当前位置：首页 > news >正文

【OpenVINO】量化流程

news 来源：原创 2024/9/19 7:28:41

模型量化具备降低内存、提高计算速度等有点，并且是一种比较成熟的方案，已经得到广泛应用。
OpenVINO提供了两种量化方式
参考自官网 https://docs.openvino.ai/latest/openvino_docs_model_optimization_guide.html

Post-training Optimization w/POT。通过post-traning方法，对模型进行量化，比如post-training 8-Bit量化，无需对模型进行重新训练或者fine-tuning
Training-time Optimization w/NNCF。在DL框架内，训练时间段进行模型优化。
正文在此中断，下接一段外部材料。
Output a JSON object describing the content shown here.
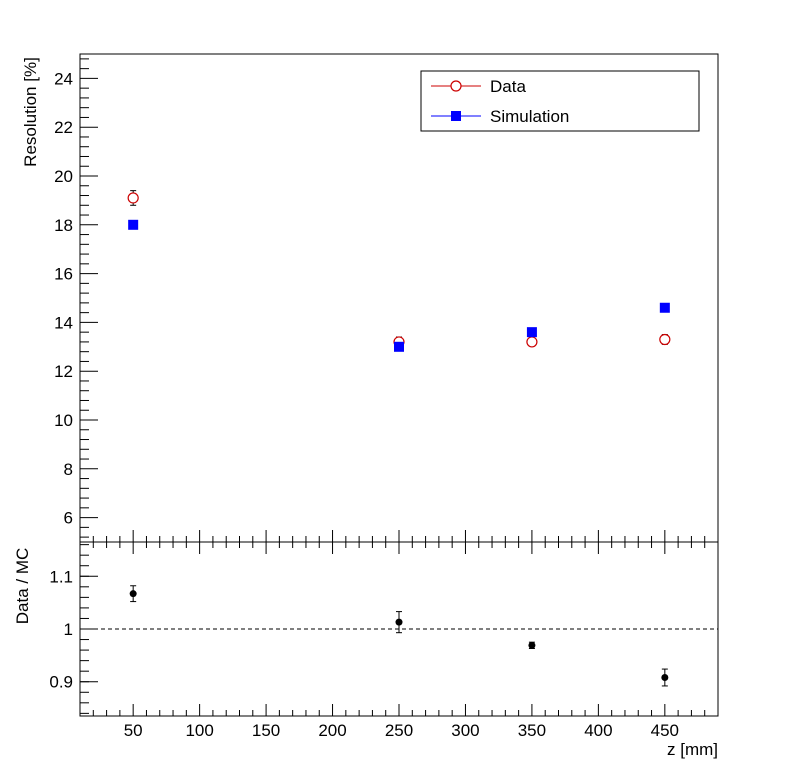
{
  "chart_data": [
    {
      "type": "scatter",
      "ylabel": "Resolution [%]",
      "xlim": [
        10,
        490
      ],
      "ylim": [
        5,
        25
      ],
      "y_ticks": [
        6,
        8,
        10,
        12,
        14,
        16,
        18,
        20,
        22,
        24
      ],
      "legend": {
        "placement": "top-right"
      },
      "series": [
        {
          "name": "Data",
          "marker": "open-circle",
          "color": "#cc0000",
          "x": [
            50,
            250,
            350,
            450
          ],
          "y": [
            19.1,
            13.2,
            13.2,
            13.3
          ],
          "yerr": [
            0.3,
            0.2,
            0.1,
            0.2
          ]
        },
        {
          "name": "Simulation",
          "marker": "filled-square",
          "color": "#0000ff",
          "x": [
            50,
            250,
            350,
            450
          ],
          "y": [
            18.0,
            13.0,
            13.6,
            14.6
          ],
          "yerr": [
            0.05,
            0.05,
            0.05,
            0.05
          ]
        }
      ]
    },
    {
      "type": "scatter",
      "ylabel": "Data / MC",
      "xlabel": "z [mm]",
      "xlim": [
        10,
        490
      ],
      "ylim": [
        0.835,
        1.165
      ],
      "x_ticks": [
        50,
        100,
        150,
        200,
        250,
        300,
        350,
        400,
        450
      ],
      "y_ticks": [
        0.9,
        1,
        1.1
      ],
      "reference_line": 1,
      "series": [
        {
          "marker": "filled-circle",
          "color": "#000000",
          "x": [
            50,
            250,
            350,
            450
          ],
          "y": [
            1.067,
            1.013,
            0.969,
            0.908
          ],
          "yerr": [
            0.015,
            0.02,
            0.006,
            0.016
          ]
        }
      ]
    }
  ]
}
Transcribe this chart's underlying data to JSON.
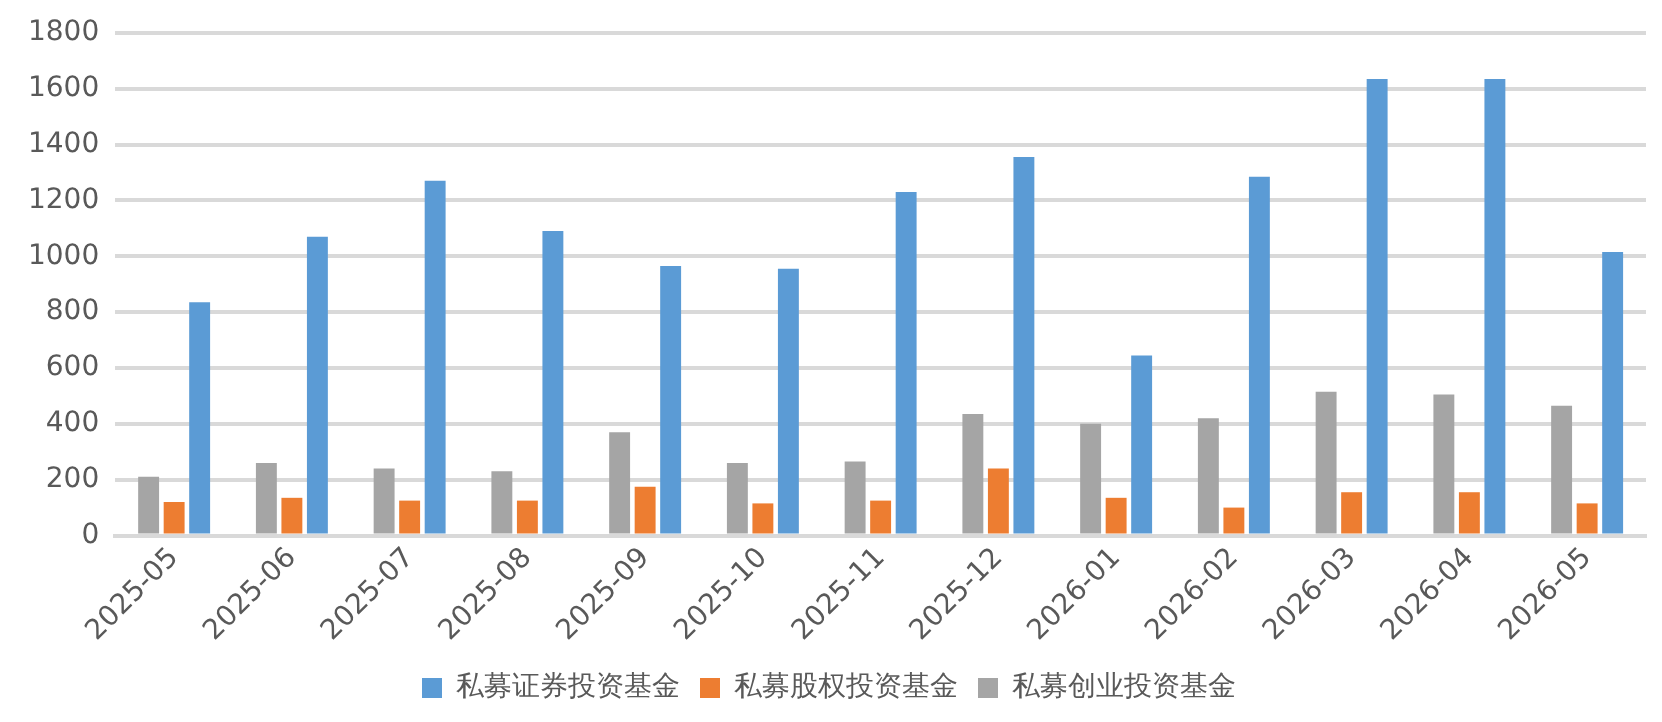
{
  "chart_data": {
    "type": "bar",
    "categories": [
      "2025-05",
      "2025-06",
      "2025-07",
      "2025-08",
      "2025-09",
      "2025-10",
      "2025-11",
      "2025-12",
      "2026-01",
      "2026-02",
      "2026-03",
      "2026-04",
      "2026-05"
    ],
    "series": [
      {
        "name": "私募证券投资基金",
        "color": "#5b9bd5",
        "values": [
          835,
          1070,
          1270,
          1090,
          965,
          955,
          1230,
          1355,
          645,
          1285,
          1635,
          1635,
          1015
        ]
      },
      {
        "name": "私募股权投资基金",
        "color": "#ed7d31",
        "values": [
          120,
          135,
          125,
          125,
          175,
          115,
          125,
          240,
          135,
          100,
          155,
          155,
          115
        ]
      },
      {
        "name": "私募创业投资基金",
        "color": "#a5a5a5",
        "values": [
          210,
          260,
          240,
          230,
          370,
          260,
          265,
          435,
          400,
          420,
          515,
          505,
          465
        ]
      }
    ],
    "ylim": [
      0,
      1800
    ],
    "yticks": [
      0,
      200,
      400,
      600,
      800,
      1000,
      1200,
      1400,
      1600,
      1800
    ],
    "grid": "y",
    "legend": "bottom"
  }
}
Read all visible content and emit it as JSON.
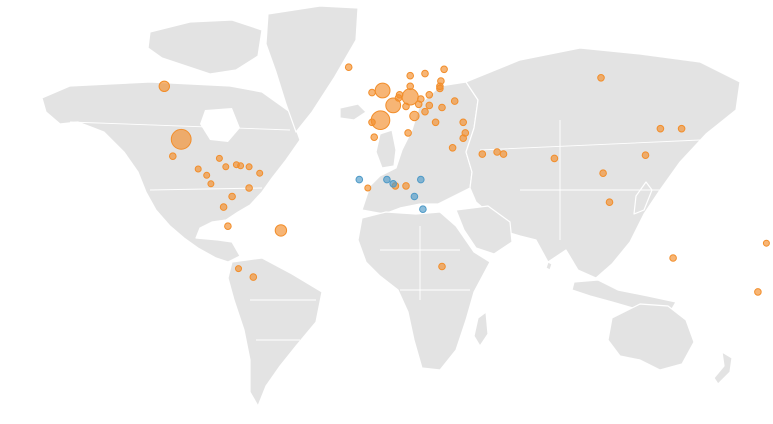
{
  "map": {
    "projection": "equirectangular",
    "background_color": "#ffffff",
    "land_color": "#e3e3e3",
    "border_color": "#ffffff"
  },
  "legend": {
    "series": [
      {
        "key": "orange",
        "color": "#f28e2b"
      },
      {
        "key": "blue",
        "color": "#4e9ac7"
      }
    ]
  },
  "chart_data": {
    "type": "bubble-map",
    "points": [
      {
        "lon": -98,
        "lat": 31,
        "size": 9,
        "series": "orange"
      },
      {
        "lon": -106,
        "lat": 56,
        "size": 2.5,
        "series": "orange"
      },
      {
        "lon": -102,
        "lat": 23,
        "size": 1,
        "series": "orange"
      },
      {
        "lon": -90,
        "lat": 17,
        "size": 0.8,
        "series": "orange"
      },
      {
        "lon": -86,
        "lat": 14,
        "size": 0.8,
        "series": "orange"
      },
      {
        "lon": -84,
        "lat": 10,
        "size": 0.8,
        "series": "orange"
      },
      {
        "lon": -80,
        "lat": 22,
        "size": 0.8,
        "series": "orange"
      },
      {
        "lon": -77,
        "lat": 18,
        "size": 0.8,
        "series": "orange"
      },
      {
        "lon": -72,
        "lat": 19,
        "size": 0.8,
        "series": "orange"
      },
      {
        "lon": -70,
        "lat": 18.5,
        "size": 0.8,
        "series": "orange"
      },
      {
        "lon": -66,
        "lat": 18,
        "size": 0.8,
        "series": "orange"
      },
      {
        "lon": -61,
        "lat": 15,
        "size": 0.8,
        "series": "orange"
      },
      {
        "lon": -74,
        "lat": 4,
        "size": 1,
        "series": "orange"
      },
      {
        "lon": -66,
        "lat": 8,
        "size": 1,
        "series": "orange"
      },
      {
        "lon": -78,
        "lat": -1,
        "size": 1,
        "series": "orange"
      },
      {
        "lon": -76,
        "lat": -10,
        "size": 1,
        "series": "orange"
      },
      {
        "lon": -51,
        "lat": -12,
        "size": 3,
        "series": "orange"
      },
      {
        "lon": -64,
        "lat": -34,
        "size": 1,
        "series": "orange"
      },
      {
        "lon": -71,
        "lat": -30,
        "size": 0.8,
        "series": "orange"
      },
      {
        "lon": -3,
        "lat": 54,
        "size": 5,
        "series": "orange"
      },
      {
        "lon": -8,
        "lat": 53,
        "size": 1,
        "series": "orange"
      },
      {
        "lon": 2,
        "lat": 47,
        "size": 5,
        "series": "orange"
      },
      {
        "lon": 10,
        "lat": 51,
        "size": 6,
        "series": "orange"
      },
      {
        "lon": -4,
        "lat": 40,
        "size": 8,
        "series": "orange"
      },
      {
        "lon": -8,
        "lat": 39,
        "size": 1,
        "series": "orange"
      },
      {
        "lon": 12,
        "lat": 42,
        "size": 2,
        "series": "orange"
      },
      {
        "lon": 5,
        "lat": 52,
        "size": 1,
        "series": "orange"
      },
      {
        "lon": 4.5,
        "lat": 50.5,
        "size": 1,
        "series": "orange"
      },
      {
        "lon": 8,
        "lat": 46.5,
        "size": 1,
        "series": "orange"
      },
      {
        "lon": 14,
        "lat": 47.5,
        "size": 1,
        "series": "orange"
      },
      {
        "lon": 19,
        "lat": 52,
        "size": 1,
        "series": "orange"
      },
      {
        "lon": 15,
        "lat": 50,
        "size": 1,
        "series": "orange"
      },
      {
        "lon": 19,
        "lat": 47,
        "size": 1,
        "series": "orange"
      },
      {
        "lon": 25,
        "lat": 46,
        "size": 1,
        "series": "orange"
      },
      {
        "lon": 22,
        "lat": 39,
        "size": 1,
        "series": "orange"
      },
      {
        "lon": 35,
        "lat": 39,
        "size": 1,
        "series": "orange"
      },
      {
        "lon": 31,
        "lat": 49,
        "size": 1,
        "series": "orange"
      },
      {
        "lon": 17,
        "lat": 44,
        "size": 1,
        "series": "orange"
      },
      {
        "lon": 10,
        "lat": 56,
        "size": 1,
        "series": "orange"
      },
      {
        "lon": 10,
        "lat": 61,
        "size": 1,
        "series": "orange"
      },
      {
        "lon": 17,
        "lat": 62,
        "size": 1,
        "series": "orange"
      },
      {
        "lon": 26,
        "lat": 64,
        "size": 1,
        "series": "orange"
      },
      {
        "lon": 24,
        "lat": 56,
        "size": 1,
        "series": "orange"
      },
      {
        "lon": 24.5,
        "lat": 58.5,
        "size": 1,
        "series": "orange"
      },
      {
        "lon": 24,
        "lat": 55,
        "size": 1,
        "series": "orange"
      },
      {
        "lon": -19,
        "lat": 65,
        "size": 1,
        "series": "orange"
      },
      {
        "lon": 9,
        "lat": 34,
        "size": 1,
        "series": "orange"
      },
      {
        "lon": -7,
        "lat": 32,
        "size": 1,
        "series": "orange"
      },
      {
        "lon": 30,
        "lat": 27,
        "size": 1,
        "series": "orange"
      },
      {
        "lon": 35,
        "lat": 31.5,
        "size": 1,
        "series": "orange"
      },
      {
        "lon": 36,
        "lat": 34,
        "size": 1,
        "series": "orange"
      },
      {
        "lon": 44,
        "lat": 24,
        "size": 1,
        "series": "orange"
      },
      {
        "lon": 51,
        "lat": 25,
        "size": 1,
        "series": "orange"
      },
      {
        "lon": 54,
        "lat": 24,
        "size": 1,
        "series": "orange"
      },
      {
        "lon": 78,
        "lat": 22,
        "size": 1,
        "series": "orange"
      },
      {
        "lon": 101,
        "lat": 15,
        "size": 1,
        "series": "orange"
      },
      {
        "lon": 104,
        "lat": 1.3,
        "size": 1,
        "series": "orange"
      },
      {
        "lon": 121,
        "lat": 23.5,
        "size": 1,
        "series": "orange"
      },
      {
        "lon": 128,
        "lat": 36,
        "size": 1,
        "series": "orange"
      },
      {
        "lon": 138,
        "lat": 36,
        "size": 1,
        "series": "orange"
      },
      {
        "lon": 100,
        "lat": 60,
        "size": 1,
        "series": "orange"
      },
      {
        "lon": 134,
        "lat": -25,
        "size": 1,
        "series": "orange"
      },
      {
        "lon": 174,
        "lat": -41,
        "size": 1,
        "series": "orange"
      },
      {
        "lon": 178,
        "lat": -18,
        "size": 0.8,
        "series": "orange"
      },
      {
        "lon": 25,
        "lat": -29,
        "size": 1,
        "series": "orange"
      },
      {
        "lon": -10,
        "lat": 8,
        "size": 0.8,
        "series": "orange"
      },
      {
        "lon": 3,
        "lat": 9,
        "size": 1,
        "series": "orange"
      },
      {
        "lon": 8,
        "lat": 9,
        "size": 1,
        "series": "orange"
      },
      {
        "lon": -14,
        "lat": 12,
        "size": 1,
        "series": "blue"
      },
      {
        "lon": -1,
        "lat": 12,
        "size": 1,
        "series": "blue"
      },
      {
        "lon": 2,
        "lat": 10,
        "size": 1,
        "series": "blue"
      },
      {
        "lon": 15,
        "lat": 12,
        "size": 1,
        "series": "blue"
      },
      {
        "lon": 12,
        "lat": 4,
        "size": 1,
        "series": "blue"
      },
      {
        "lon": 16,
        "lat": -2,
        "size": 1,
        "series": "blue"
      }
    ]
  }
}
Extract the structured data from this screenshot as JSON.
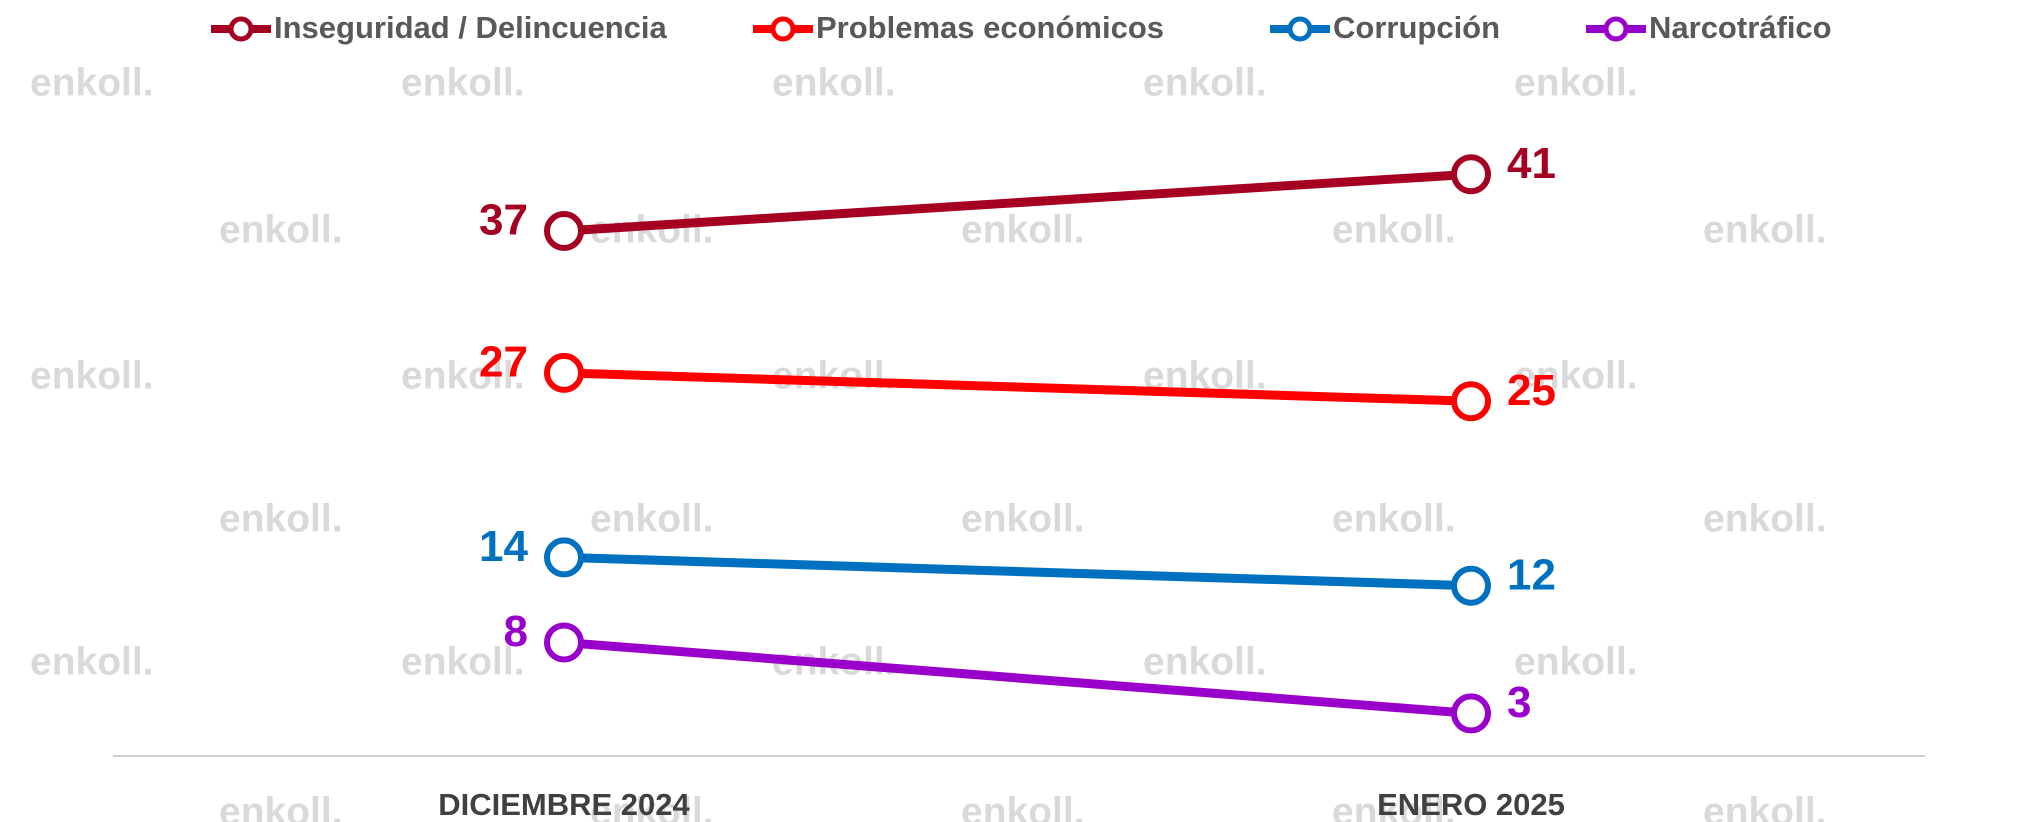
{
  "chart_data": {
    "type": "line",
    "categories": [
      "DICIEMBRE 2024",
      "ENERO 2025"
    ],
    "series": [
      {
        "name": "Inseguridad / Delincuencia",
        "color": "#a50021",
        "values": [
          37,
          41
        ]
      },
      {
        "name": "Problemas económicos",
        "color": "#ff0000",
        "values": [
          27,
          25
        ]
      },
      {
        "name": "Corrupción",
        "color": "#0070c0",
        "values": [
          14,
          12
        ]
      },
      {
        "name": "Narcotráfico",
        "color": "#9900cc",
        "values": [
          8,
          3
        ]
      }
    ],
    "ylim": [
      0,
      50
    ],
    "legend": "top",
    "watermark": "enkoll."
  }
}
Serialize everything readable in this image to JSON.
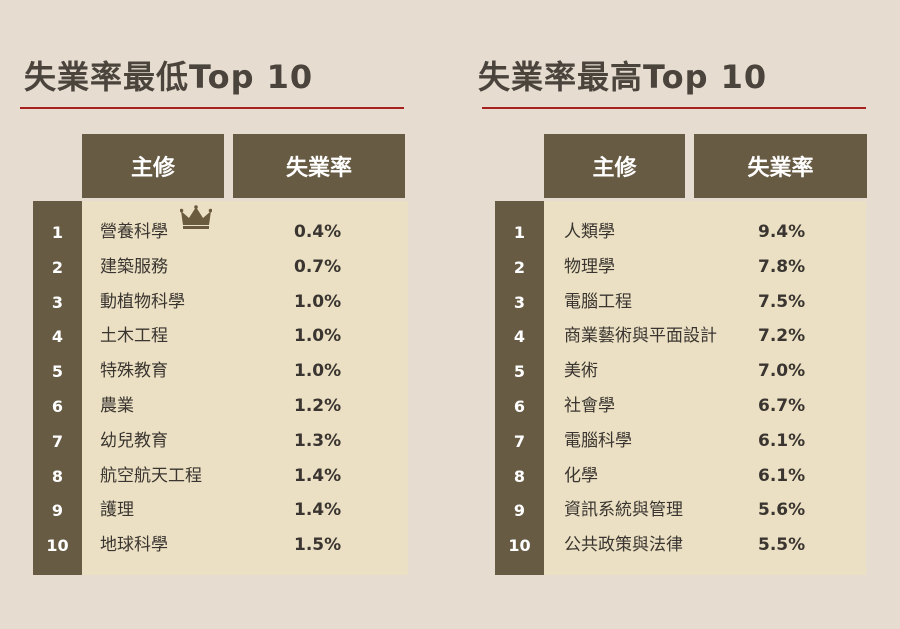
{
  "left": {
    "title": "失業率最低Top 10",
    "header_major": "主修",
    "header_rate": "失業率",
    "rows": [
      {
        "rank": "1",
        "major": "營養科學",
        "rate": "0.4%"
      },
      {
        "rank": "2",
        "major": "建築服務",
        "rate": "0.7%"
      },
      {
        "rank": "3",
        "major": "動植物科學",
        "rate": "1.0%"
      },
      {
        "rank": "4",
        "major": "土木工程",
        "rate": "1.0%"
      },
      {
        "rank": "5",
        "major": "特殊教育",
        "rate": "1.0%"
      },
      {
        "rank": "6",
        "major": "農業",
        "rate": "1.2%"
      },
      {
        "rank": "7",
        "major": "幼兒教育",
        "rate": "1.3%"
      },
      {
        "rank": "8",
        "major": "航空航天工程",
        "rate": "1.4%"
      },
      {
        "rank": "9",
        "major": "護理",
        "rate": "1.4%"
      },
      {
        "rank": "10",
        "major": "地球科學",
        "rate": "1.5%"
      }
    ]
  },
  "right": {
    "title": "失業率最高Top 10",
    "header_major": "主修",
    "header_rate": "失業率",
    "rows": [
      {
        "rank": "1",
        "major": "人類學",
        "rate": "9.4%"
      },
      {
        "rank": "2",
        "major": "物理學",
        "rate": "7.8%"
      },
      {
        "rank": "3",
        "major": "電腦工程",
        "rate": "7.5%"
      },
      {
        "rank": "4",
        "major": "商業藝術與平面設計",
        "rate": "7.2%"
      },
      {
        "rank": "5",
        "major": "美術",
        "rate": "7.0%"
      },
      {
        "rank": "6",
        "major": "社會學",
        "rate": "6.7%"
      },
      {
        "rank": "7",
        "major": "電腦科學",
        "rate": "6.1%"
      },
      {
        "rank": "8",
        "major": "化學",
        "rate": "6.1%"
      },
      {
        "rank": "9",
        "major": "資訊系統與管理",
        "rate": "5.6%"
      },
      {
        "rank": "10",
        "major": "公共政策與法律",
        "rate": "5.5%"
      }
    ]
  },
  "colors": {
    "background": "#e6dccf",
    "header": "#685b44",
    "table_body": "#ebe0c3",
    "title_rule": "#a8201f",
    "title_text": "#4a443d"
  },
  "icons": {
    "crown": "crown-icon"
  }
}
比如可以基于Pytorch和TensorFlow框架内，支持量化感知训练和裁剪。

下图为量化的流程

训练一个全精度的模型
运行Model Optimizer或者NNCF模块，得到 IR模型或者量化后的框架模型
运行POT模块对模型进行量化，或者运行Model Optimizer模块获取优化后的IR模型

二、Post-training Optimization Tool

优势：

无需重新训练模型
将全精度IR模型转换为低精度数据类型INT8，可以减少模型大小、降低latency
会降低一些精度，也可能降低的比较多

下图是PTO的量化流程
输入模型->经过MO后得到IR文件->运行PTO工具(可输入数据)->得到量化后的模型
在这里插入图片描述

2.1 运用MO工具获取OpenVINO的IR模型

IR指 Intermediate Representation 中间表示，生成的也是OpenVINO的模型，可以是FP32或者FP16的。
Mo工具是OpenVINO提供的，可以在命令行操作。

#!/usr/bin/env python3
# -*- coding: utf-8 -*-
"""                  
*  * *** *  * *  *      
*  *  *   **  *  *             
****  *   **  *  *                 
*  *  *   **  *  *         
*  * **  *  * ****                

@File    : hello_openvino.py
@Date    : 2022/9/26/026
@Require :
@Author  : https://blog.csdn.net/hjxu2016
@Funtion : 

"""


import openvino.inference_engine as ie
import os

print(ie.__version__)
if __name__ == "__main__":
    import subprocess
    file = "F:/PyPro/Classification/weight/res18_5_focal_loss_9954.onnx"
    #
    f = str(file).replace('.onnx', '_openvino_model_fp16' + os.sep)
    #
    # cmd = f"mo --input_model {file} --output_dir {f} --data_type FP16 --log_level NOTSET --input_shape [1,3,224,224]"
    # cmd = f"mo --help "
    cmd = f"mo --input_model {file} --output_dir {f} --data_type FP16 --log_level NOTSET"

    p = os.popen(cmd)
    print(p.read())
    # subprocess.check_output(cmd, shell=True)

2.2 DefaultQuantization 与 AccuracyAwareQuantization

PostTraining 提供了两种量化方式
可以通过python脚本执行量化步骤
也可以通过命令行的接口来进行量化，这里只介绍Python量化的流程
在这里插入图片描述
整个量化差不多准备三个步骤

准备数据和数据接口
设置量化算法参数
定义和执行量化过程

2.2.1 准备数据和数据接口

在大多数案例中，需要集成openvino.tools.pot.DataLoade 来设置数据。
接口介绍： https://docs.openvino.ai/latest/pot_default_quantization_usage.html
接口可以从数据集中获取数据，并且应用模型的特殊预处理工具，可以按照索引访问。

再看Dataloader接口

len(), 返回数据集的size
getitem(), 可以按照索引访问数据，它还可以封装特定于模型的预处理逻辑。此方法应以（data，annotation）格式返回数据，其中：数据是在推理时传递给模型的输入，因此应该对其进行适当的预处理。它可以是numpy。数组对象或字典，其中键是模型输入的名称，值是numpy。对应于此输入的数组。默认量化方法不使用annotation。因此，在这种情况下，此对象可以为“None”


class DataLoader(ABC):
    """An abstract class representing a dataset.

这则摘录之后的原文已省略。